O’Shea ci ha detto, seguendo il clima federale, che finalmente “abbiamo profondità”, una delle frasi meno tecniche e più politiche si siano sentite negli ultimi tempi, adesso verrebbe da chiedere dov’è questa profondità con una Nazionale di 27 anni e mezzo di età media che fa il Sei Nazioni naufragando nel primo quarto del match ed aspettando le arrivi davanti un malato più grave di lei per giustificare la sua presenza nel Torneo (quest’anno è la Francia? contiamo ancora sulla Scozia pasticciona?).

Insomma è la solita solfa che si perde fra esclamazioni come “un grande Minozzi” oppure “Mbandà è il futuro“, ogni anno ci sono un paio di nomi così da buttare nell’Arena vuota di spettacolo.

Già perchè poi manca pure lo spettacolo, il match di giornata del Torneo dove c’è l’Italia non solo non fa vedere “competizione” ma non è neanche “spettacolo”. Questo a quelli del Board del Sei Nazioni, che vivono di sponsor ed indici di ascolto, non è indifferente.

Ultimo appunto sul Sei Nazioni 2018 è un appello umanitario. Dovremmo chiedere, sarebbe una idea realizzare una sottoscrizione popolare sui Social Media, che la Direzione Generale di Discovery faccia uno strappo al budget e metta una TV negli studi di DMAX – Rugby Social Club: date una TV anche a Daniele Piervincenzi e Paul Griffen. Non è giusto quei due debbano stare in studio ad aspettare l’intervallo fra i due tempi e poi la fine senza poter vedere la partita dell’Italia. Prima di tutto perchè sono due che di rugby ci capiscono molto più di altri, se gli fate vedere la partita poi quei due non sono costretti ad inventarsi il commento che spesso è così fuori dalla realtà da essere davvero struggente. E’ una cattiveria che deve finire. Dmax non se ne può più, dategli una TV! 

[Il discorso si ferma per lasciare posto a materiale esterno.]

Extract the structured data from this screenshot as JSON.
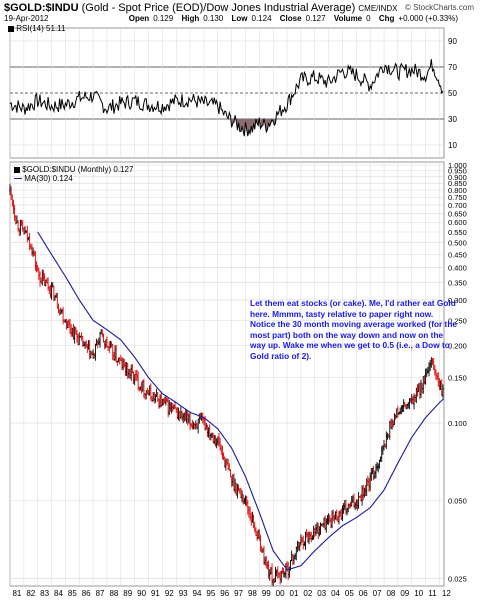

E visto che anche questa volta, nonostante tutto il buio che gira intorno al nostro rugby, un modo per farci una risata lo abbiamo trovato, ricordandoci così che in fondo il rugby è uno sport, un divertimento, una passione, adesso aspettiamo il 23 febbraio perchè il Sei Nazioni riparte allora e per noi c’è Francia Vs Italia.

P.S. La foto che correda questo pezzo è di una partita di rugby vera, Inghilterra Vs Galles 12 – 6, quello è Sei Nazioni.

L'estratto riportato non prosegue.